Evolved Tyrosine tRNA/aminoacyl-synthetase (TyrRS) for the incorporation of 7-hydroxy-L-coumaryl-ethylglycin (CouAA)
To test whether the synthetase really incorporates CouAA, we transformed the synthetase in pSB3C5 and our composite part BBa_ K2201331 as test protein in E. coli BL21 DE3. The part K2201231 contains the CDS for the protein Sup35 with an amber stop codon at position 21 under control of a T7-promoter. If the synthetase works, it will incorporate CouAA in response to the amber codon at position 21. However, we expressed the test protein, which contains a histidine tag, and purified it through NiNTA chromatography. The purified proteins were digested with trypsin and analyzed through MALDI TOF/TOF.

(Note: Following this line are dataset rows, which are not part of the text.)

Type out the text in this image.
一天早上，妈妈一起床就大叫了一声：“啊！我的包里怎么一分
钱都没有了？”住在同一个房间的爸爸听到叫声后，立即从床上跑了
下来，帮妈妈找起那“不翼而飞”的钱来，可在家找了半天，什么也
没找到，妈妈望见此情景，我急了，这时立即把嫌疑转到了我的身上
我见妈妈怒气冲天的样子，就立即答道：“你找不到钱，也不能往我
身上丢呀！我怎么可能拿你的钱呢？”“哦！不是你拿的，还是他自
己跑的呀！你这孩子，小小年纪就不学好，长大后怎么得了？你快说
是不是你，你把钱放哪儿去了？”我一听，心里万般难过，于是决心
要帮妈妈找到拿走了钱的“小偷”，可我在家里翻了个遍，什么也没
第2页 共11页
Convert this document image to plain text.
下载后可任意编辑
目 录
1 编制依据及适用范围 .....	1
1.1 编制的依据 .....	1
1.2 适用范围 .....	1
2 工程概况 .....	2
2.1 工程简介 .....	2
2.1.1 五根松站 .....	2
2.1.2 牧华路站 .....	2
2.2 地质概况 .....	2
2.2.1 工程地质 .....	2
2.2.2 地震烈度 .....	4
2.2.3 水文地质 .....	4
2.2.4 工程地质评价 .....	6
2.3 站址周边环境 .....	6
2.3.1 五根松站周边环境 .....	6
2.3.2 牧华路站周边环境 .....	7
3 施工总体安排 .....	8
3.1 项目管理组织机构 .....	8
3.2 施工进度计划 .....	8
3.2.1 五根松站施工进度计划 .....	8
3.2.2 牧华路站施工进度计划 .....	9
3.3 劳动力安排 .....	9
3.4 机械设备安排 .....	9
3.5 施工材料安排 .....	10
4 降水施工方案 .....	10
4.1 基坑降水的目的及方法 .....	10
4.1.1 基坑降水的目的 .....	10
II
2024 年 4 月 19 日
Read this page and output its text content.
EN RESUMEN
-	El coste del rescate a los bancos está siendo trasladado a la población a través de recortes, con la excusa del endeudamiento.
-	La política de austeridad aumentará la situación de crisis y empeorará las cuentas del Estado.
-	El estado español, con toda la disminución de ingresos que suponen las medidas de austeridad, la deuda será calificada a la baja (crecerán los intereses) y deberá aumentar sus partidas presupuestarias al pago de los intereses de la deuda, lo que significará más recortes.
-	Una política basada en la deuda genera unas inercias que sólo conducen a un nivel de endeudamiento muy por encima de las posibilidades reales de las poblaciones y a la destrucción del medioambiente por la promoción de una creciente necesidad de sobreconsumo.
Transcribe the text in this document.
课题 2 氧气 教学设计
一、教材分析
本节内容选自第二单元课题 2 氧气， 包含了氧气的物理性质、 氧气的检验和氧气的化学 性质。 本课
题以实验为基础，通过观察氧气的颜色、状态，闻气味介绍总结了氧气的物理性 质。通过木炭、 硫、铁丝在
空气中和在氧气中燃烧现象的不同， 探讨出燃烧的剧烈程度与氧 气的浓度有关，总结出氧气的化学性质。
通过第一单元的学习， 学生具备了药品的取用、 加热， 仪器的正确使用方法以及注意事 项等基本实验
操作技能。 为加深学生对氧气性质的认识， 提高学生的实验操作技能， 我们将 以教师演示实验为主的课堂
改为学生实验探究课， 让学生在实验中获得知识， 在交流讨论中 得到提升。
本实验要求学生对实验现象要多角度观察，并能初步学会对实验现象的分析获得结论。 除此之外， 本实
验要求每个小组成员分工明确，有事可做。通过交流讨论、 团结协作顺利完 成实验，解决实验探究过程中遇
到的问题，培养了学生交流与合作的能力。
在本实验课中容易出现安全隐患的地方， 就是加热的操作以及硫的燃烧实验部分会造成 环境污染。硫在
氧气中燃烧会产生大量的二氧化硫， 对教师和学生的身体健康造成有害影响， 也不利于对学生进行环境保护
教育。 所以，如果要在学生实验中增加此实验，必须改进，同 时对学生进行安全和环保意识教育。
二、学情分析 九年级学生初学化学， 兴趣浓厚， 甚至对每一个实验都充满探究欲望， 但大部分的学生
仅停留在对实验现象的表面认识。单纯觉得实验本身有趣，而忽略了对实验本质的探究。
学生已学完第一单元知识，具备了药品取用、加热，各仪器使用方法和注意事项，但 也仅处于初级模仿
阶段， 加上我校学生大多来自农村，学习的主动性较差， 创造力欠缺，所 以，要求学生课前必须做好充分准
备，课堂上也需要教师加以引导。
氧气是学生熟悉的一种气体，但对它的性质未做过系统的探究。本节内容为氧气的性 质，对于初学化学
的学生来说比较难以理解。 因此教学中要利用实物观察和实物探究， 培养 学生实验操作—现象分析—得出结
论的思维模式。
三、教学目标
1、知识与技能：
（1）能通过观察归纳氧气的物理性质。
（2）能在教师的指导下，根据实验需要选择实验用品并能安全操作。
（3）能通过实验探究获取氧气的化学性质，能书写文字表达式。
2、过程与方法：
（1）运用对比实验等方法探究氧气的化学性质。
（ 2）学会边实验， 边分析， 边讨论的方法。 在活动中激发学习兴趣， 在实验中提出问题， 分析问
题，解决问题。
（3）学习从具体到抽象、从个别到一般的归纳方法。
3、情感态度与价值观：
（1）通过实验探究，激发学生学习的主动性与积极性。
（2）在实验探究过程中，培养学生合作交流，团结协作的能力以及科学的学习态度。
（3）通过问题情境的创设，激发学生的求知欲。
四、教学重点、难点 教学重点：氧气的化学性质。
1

Construction of RuBisCo mutants containing the amber stop codon
The permissive sites were detected by the alignment with Clustal Omega of different analogical RuBisCo from Thioalkalivibrio sulfidiphilus, Thioalkalivibrio denitrificans, Thiothrix nivea, Thermothiobacillus tepidarius, Acidobacillus caldus and Acidiferrobacter thiooxydans. If amino acids at the same position are heterologous, the amino acid seems to be unimportant for the functioning and folding of the protein. These permissive sites of the enzyme are suitable for the incorporation of the noncanonical fluorescent amino acid.
Figure 1: Multiple amino acid sequence alignment of analogical small subunit RuBisCo variants from Thioalkalivibrio sulfidiphilus(WP_012639733.1), Thioalkalivibrio denitrificans(WP_058575622.1), Thiothrix nivea(WP_012823800.1), Thermothiobacillus tepidarius(WP_066099403), Acidobacillus caldus(WP_002708379.1) and Acidiferrobacter thiooxydans(WP_045467882.1).